Und genau so sieht der Erwerb digitaler Medienkompetenz aus.

Und wozu das alles?

Die Frage, warum sich eine Bibliothek mit diesem Maker-Thema beschäftigt, taucht immer wieder auf. Zum einen profitieren wir von Quersynergien: Einerseits waren am Samstag Leute im Haus, die unser alltägliches Medienangebot nutzen wollten – und dann letztlich zwei Stunden mit einer Nähmaschine verbrachten. Andererseits kamen viele Leute extra für die Mini Maker Faire zum ersten Mal in die Bibliothek und erkannten, dass wir ja auch sonst ganz nette Dinge anbieten. Beide Gruppen zeigten sich begeistert von diesem Event, das haben wir aus erster Hand erfahren.
Viel wichtiger ist aber noch etwas anderes: Die Maker-Kultur hat ihre Ursprünge in der Hackerbewegung. Also Leute, die Technologien durchdringen und verstehen wollen. Darum geht es bei Making-Themen so oft (aber eben nicht nur!) um Technologie und wie man ihre Grenzen auslotet – also auch um Coding!

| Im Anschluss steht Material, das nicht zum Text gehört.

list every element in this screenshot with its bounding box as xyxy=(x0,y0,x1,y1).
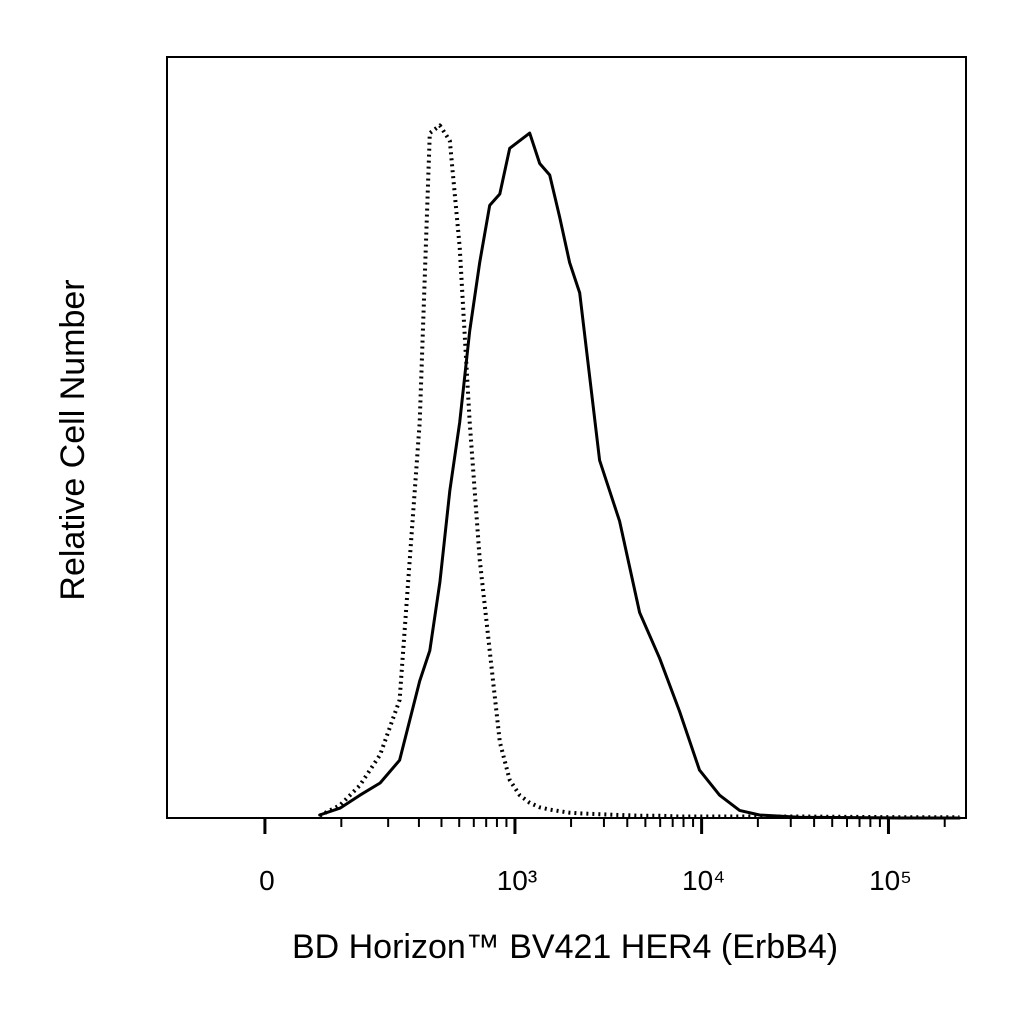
x-tick-label: 10⁵ xyxy=(869,865,912,896)
x-tick-label: 10³ xyxy=(497,865,537,896)
x-tick-label: 0 xyxy=(259,865,275,896)
x-axis-title: BD Horizon™ BV421 HER4 (ErbB4) xyxy=(292,928,838,966)
plot-frame xyxy=(166,56,967,819)
series-line xyxy=(318,131,961,820)
x-tick-label: 10⁴ xyxy=(682,865,725,896)
y-axis-title: Relative Cell Number xyxy=(54,279,92,600)
series-line xyxy=(318,123,960,820)
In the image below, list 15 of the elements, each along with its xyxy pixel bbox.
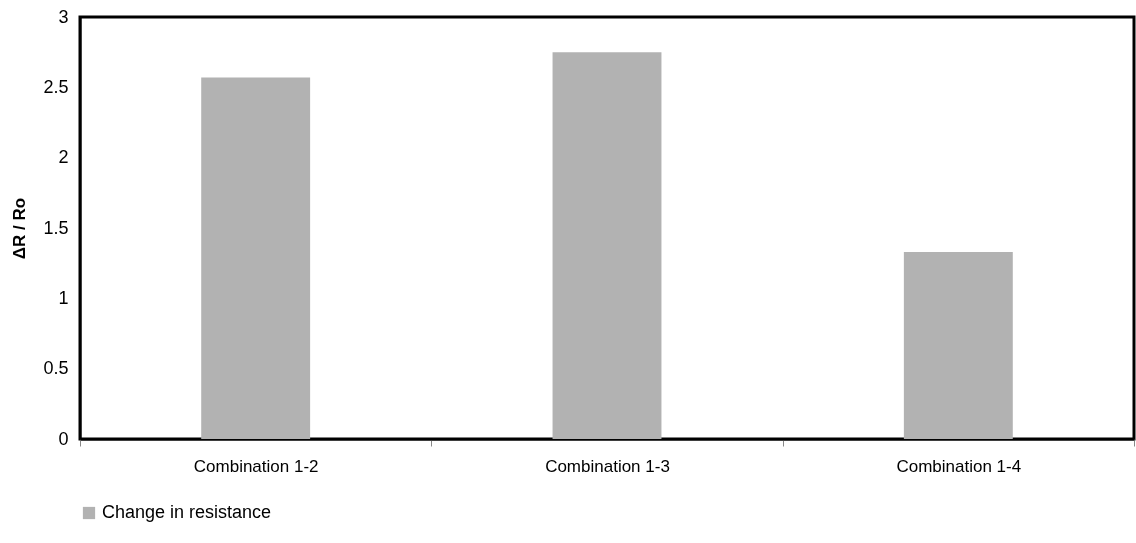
y-tick-label: 3 — [58, 6, 69, 27]
bar — [903, 251, 1013, 439]
bar — [201, 77, 311, 439]
y-axis-title: ΔR / Ro — [10, 197, 30, 260]
legend-label: Change in resistance — [102, 502, 272, 522]
x-tick-label: Combination 1-3 — [545, 456, 670, 476]
y-tick-label: 0.5 — [43, 358, 69, 379]
y-tick-label: 2 — [58, 147, 69, 168]
y-tick-label: 0 — [58, 428, 69, 449]
x-tick-label: Combination 1-2 — [193, 456, 319, 476]
bar — [552, 52, 662, 439]
y-tick-label: 1.5 — [43, 217, 69, 238]
y-tick-label: 2.5 — [43, 76, 69, 97]
y-tick-label: 1 — [58, 287, 69, 308]
x-tick-label: Combination 1-4 — [896, 456, 1022, 476]
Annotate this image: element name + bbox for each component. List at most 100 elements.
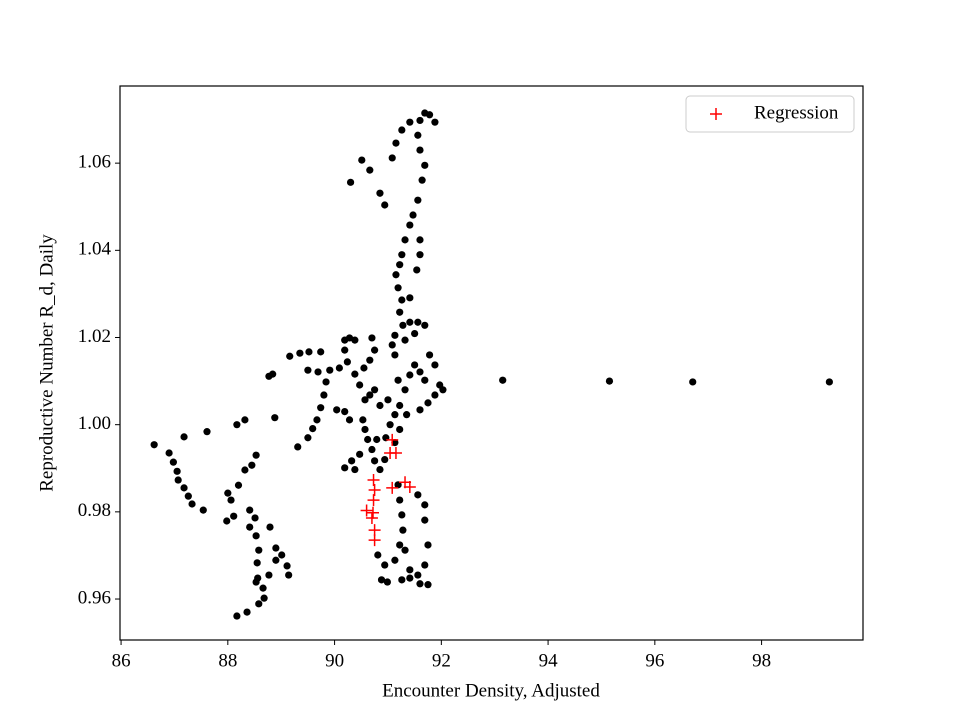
point (499, 376, 507, 384)
point (394, 481, 402, 489)
point (396, 308, 404, 316)
point (341, 408, 349, 416)
point (416, 251, 424, 259)
point (322, 378, 330, 386)
point (431, 118, 439, 126)
point (371, 386, 379, 394)
point (396, 425, 404, 434)
point (283, 562, 291, 570)
point (285, 571, 293, 579)
x-tick-label: 88 (218, 650, 237, 671)
point (367, 506, 380, 519)
point (391, 411, 399, 419)
point (365, 511, 378, 524)
point (294, 443, 302, 451)
point (351, 336, 359, 344)
point (391, 556, 399, 564)
point (359, 416, 367, 424)
point (396, 261, 404, 269)
x-tick-label: 94 (539, 650, 559, 671)
point (381, 455, 389, 464)
point (377, 576, 386, 584)
point (351, 465, 359, 474)
y-tick-label: 1.00 (78, 413, 111, 434)
point (381, 561, 389, 569)
point (413, 266, 421, 274)
point (398, 576, 406, 584)
point (366, 356, 374, 364)
point (286, 352, 294, 360)
point (278, 551, 286, 559)
point (252, 578, 260, 586)
point (416, 368, 424, 376)
point (401, 336, 409, 344)
x-tick-label: 90 (325, 650, 344, 671)
point (605, 377, 614, 385)
point (401, 546, 409, 554)
point (401, 386, 409, 394)
point (335, 364, 343, 372)
point (406, 574, 414, 582)
legend-label: Regression (754, 102, 839, 123)
point (374, 551, 382, 559)
point (255, 546, 263, 554)
point (368, 445, 376, 454)
point (396, 496, 404, 504)
point (265, 571, 273, 579)
x-tick-label: 92 (432, 650, 451, 671)
point (421, 501, 429, 509)
point (376, 401, 384, 410)
point (388, 341, 396, 349)
point (396, 401, 404, 410)
point (388, 154, 396, 162)
point (368, 334, 376, 342)
point (439, 386, 447, 394)
point (251, 514, 259, 522)
y-tick-label: 1.02 (78, 326, 111, 347)
point (398, 511, 406, 519)
point (356, 381, 364, 389)
point (199, 506, 207, 514)
y-tick-label: 0.96 (78, 587, 111, 608)
point (346, 178, 355, 186)
point (373, 435, 381, 444)
point (416, 116, 424, 125)
point (403, 481, 416, 494)
point (401, 236, 409, 244)
point (424, 541, 432, 549)
point (431, 391, 439, 399)
point (313, 416, 321, 424)
point (351, 370, 359, 378)
y-axis-label: Reproductive Number R_d, Daily (36, 234, 57, 492)
point (233, 421, 241, 429)
point (406, 294, 414, 302)
point (368, 534, 381, 547)
point (421, 561, 429, 569)
point (361, 425, 369, 434)
point (296, 349, 304, 357)
legend-box (685, 95, 855, 133)
point (304, 434, 312, 442)
point (411, 329, 419, 338)
point (376, 189, 384, 197)
point (253, 559, 261, 567)
point (392, 139, 400, 147)
point (317, 404, 325, 412)
point (403, 411, 411, 419)
point (234, 481, 243, 489)
point (358, 156, 366, 164)
point (230, 512, 238, 520)
point (394, 376, 402, 384)
point (383, 578, 392, 586)
point (266, 523, 274, 531)
point (341, 464, 349, 472)
point (271, 414, 279, 422)
point (368, 484, 381, 497)
point (203, 428, 211, 436)
point (399, 526, 407, 534)
point (260, 594, 268, 602)
point (252, 451, 260, 459)
point (386, 481, 399, 494)
point (386, 421, 394, 429)
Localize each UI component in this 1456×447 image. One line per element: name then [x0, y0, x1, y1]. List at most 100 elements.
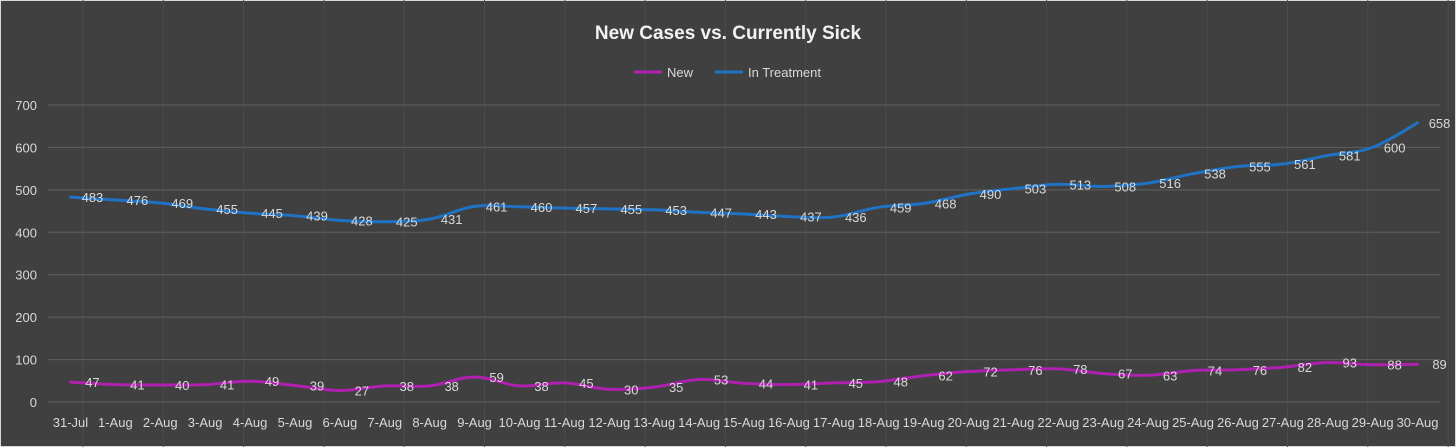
- data-label-new: 27: [355, 384, 369, 399]
- x-tick-label: 8-Aug: [412, 415, 447, 430]
- x-tick-label: 9-Aug: [457, 415, 492, 430]
- x-tick-label: 5-Aug: [278, 415, 313, 430]
- y-tick-label: 300: [15, 268, 37, 283]
- data-label-new: 40: [175, 378, 189, 393]
- x-tick-label: 1-Aug: [98, 415, 133, 430]
- data-label-in-treatment: 443: [755, 207, 777, 222]
- data-label-new: 76: [1253, 363, 1267, 378]
- data-label-new: 93: [1343, 356, 1357, 371]
- data-label-in-treatment: 483: [82, 190, 104, 205]
- data-label-new: 59: [489, 370, 503, 385]
- y-tick-label: 500: [15, 183, 37, 198]
- x-tick-label: 2-Aug: [143, 415, 178, 430]
- data-label-in-treatment: 490: [980, 187, 1002, 202]
- data-label-in-treatment: 658: [1429, 116, 1451, 131]
- data-label-new: 30: [624, 382, 638, 397]
- data-label-new: 74: [1208, 364, 1222, 379]
- y-tick-label: 400: [15, 225, 37, 240]
- x-tick-label: 12-Aug: [588, 415, 630, 430]
- y-tick-label: 700: [15, 98, 37, 113]
- data-label-new: 38: [444, 379, 458, 394]
- y-tick-label: 0: [30, 395, 37, 410]
- data-label-in-treatment: 425: [396, 215, 418, 230]
- x-tick-label: 21-Aug: [992, 415, 1034, 430]
- x-tick-label: 30-Aug: [1397, 415, 1439, 430]
- x-tick-label: 20-Aug: [948, 415, 990, 430]
- x-tick-label: 13-Aug: [633, 415, 675, 430]
- data-label-new: 82: [1298, 360, 1312, 375]
- chart-title: New Cases vs. Currently Sick: [595, 23, 862, 44]
- x-tick-label: 31-Jul: [53, 415, 89, 430]
- data-label-new: 41: [220, 378, 234, 393]
- x-tick-label: 3-Aug: [188, 415, 223, 430]
- data-label-in-treatment: 508: [1114, 179, 1136, 194]
- x-tick-label: 23-Aug: [1082, 415, 1124, 430]
- data-label-in-treatment: 513: [1069, 177, 1091, 192]
- data-label-in-treatment: 455: [620, 202, 642, 217]
- data-label-in-treatment: 431: [441, 212, 463, 227]
- x-tick-label: 14-Aug: [678, 415, 720, 430]
- data-label-new: 44: [759, 376, 773, 391]
- data-label-new: 67: [1118, 367, 1132, 382]
- data-label-in-treatment: 476: [127, 193, 149, 208]
- x-tick-label: 4-Aug: [233, 415, 268, 430]
- x-tick-label: 28-Aug: [1307, 415, 1349, 430]
- x-tick-label: 29-Aug: [1352, 415, 1394, 430]
- x-tick-label: 27-Aug: [1262, 415, 1304, 430]
- x-tick-label: 11-Aug: [544, 415, 585, 430]
- data-label-in-treatment: 445: [261, 206, 283, 221]
- data-label-in-treatment: 437: [800, 210, 822, 225]
- data-label-new: 35: [669, 380, 683, 395]
- series-line-new: [69, 360, 1419, 393]
- data-label-new: 88: [1387, 358, 1401, 373]
- data-label-new: 76: [1028, 363, 1042, 378]
- data-label-in-treatment: 447: [710, 205, 732, 220]
- y-tick-label: 200: [15, 310, 37, 325]
- legend: New In Treatment: [634, 65, 821, 80]
- data-label-new: 39: [310, 378, 324, 393]
- data-label-in-treatment: 561: [1294, 157, 1316, 172]
- data-label-in-treatment: 453: [665, 203, 687, 218]
- data-label-in-treatment: 600: [1384, 140, 1406, 155]
- data-label-in-treatment: 461: [486, 199, 508, 214]
- data-label-in-treatment: 468: [935, 196, 957, 211]
- data-label-new: 89: [1432, 357, 1446, 372]
- legend-label-in-treatment: In Treatment: [748, 65, 821, 80]
- data-label-in-treatment: 538: [1204, 167, 1226, 182]
- x-tick-label: 25-Aug: [1172, 415, 1214, 430]
- data-label-new: 63: [1163, 368, 1177, 383]
- legend-label-new: New: [667, 65, 694, 80]
- data-label-in-treatment: 555: [1249, 160, 1271, 175]
- x-tick-label: 18-Aug: [858, 415, 900, 430]
- data-label-new: 45: [849, 376, 863, 391]
- data-label-in-treatment: 503: [1025, 182, 1047, 197]
- series-line-in-treatment: [69, 121, 1419, 224]
- data-label-new: 48: [893, 375, 907, 390]
- data-label-in-treatment: 455: [216, 202, 238, 217]
- data-label-new: 62: [938, 369, 952, 384]
- data-label-new: 78: [1073, 362, 1087, 377]
- x-tick-label: 24-Aug: [1127, 415, 1169, 430]
- x-tick-label: 16-Aug: [768, 415, 810, 430]
- data-label-in-treatment: 439: [306, 209, 328, 224]
- x-tick-label: 10-Aug: [499, 415, 541, 430]
- y-tick-label: 600: [15, 140, 37, 155]
- data-label-new: 53: [714, 373, 728, 388]
- y-tick-label: 100: [15, 353, 37, 368]
- x-tick-label: 6-Aug: [323, 415, 358, 430]
- data-label-in-treatment: 581: [1339, 148, 1361, 163]
- data-label-new: 49: [265, 374, 279, 389]
- data-label-new: 38: [534, 379, 548, 394]
- data-label-in-treatment: 436: [845, 210, 867, 225]
- data-label-in-treatment: 460: [531, 200, 553, 215]
- data-label-new: 41: [804, 378, 818, 393]
- data-label-in-treatment: 459: [890, 200, 912, 215]
- data-label-in-treatment: 516: [1159, 176, 1181, 191]
- x-tick-label: 15-Aug: [723, 415, 765, 430]
- x-tick-label: 22-Aug: [1037, 415, 1079, 430]
- data-label-new: 41: [130, 378, 144, 393]
- data-label-in-treatment: 457: [576, 201, 598, 216]
- data-label-in-treatment: 469: [171, 196, 193, 211]
- data-label-new: 45: [579, 376, 593, 391]
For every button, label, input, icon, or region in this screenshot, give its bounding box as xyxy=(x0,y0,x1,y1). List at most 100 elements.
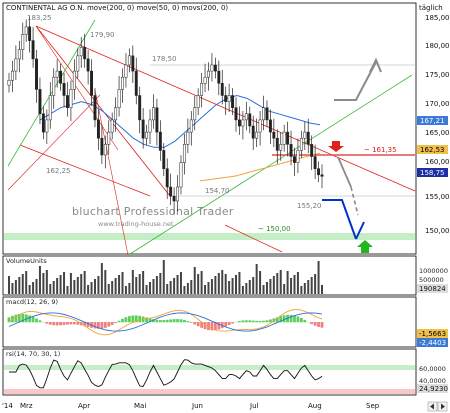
volume-bar xyxy=(179,272,182,294)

Und hier schließt sich der Kreis zum Auftrag von Bibliotheken, im Rahmen nonformaler Bildung zur Entwicklung von digitalen Medienkompetenzen beizutragen. Quod erad demonstrandum.
Wir danken unseren Kooperationspartnern von Heise/Maker Media, unseren Helferinnen und Helfern von der TH Köln, unseren Azubis, den Foodtrucks, unseren großartigen Hausmeistern (!) und vor allem allen Makerinnen und Makern – den Heldinnen und Helden des Gecrafteten und Gecodeten – für diesen unvergesslichen Tag.
Weitere Artikel über die Mini Maker Faire:
https://www.buchreport.de/2016/11/07/maker-mekka-in-der-domstadt/
http://machenstattkaufen.blogspot.de/2016/11/ruckblick-mini-maker-faire.html

sa

7 Antworten auf „Mini Maker Faire 2016: So war’s“

  1. Das war wirklich ein perfektes Event. Vielen dank liebe Stadtbücherei! Ich wünschte unsere Bücherei in Düsseldorf währe nur halb so innobativ wie ihr.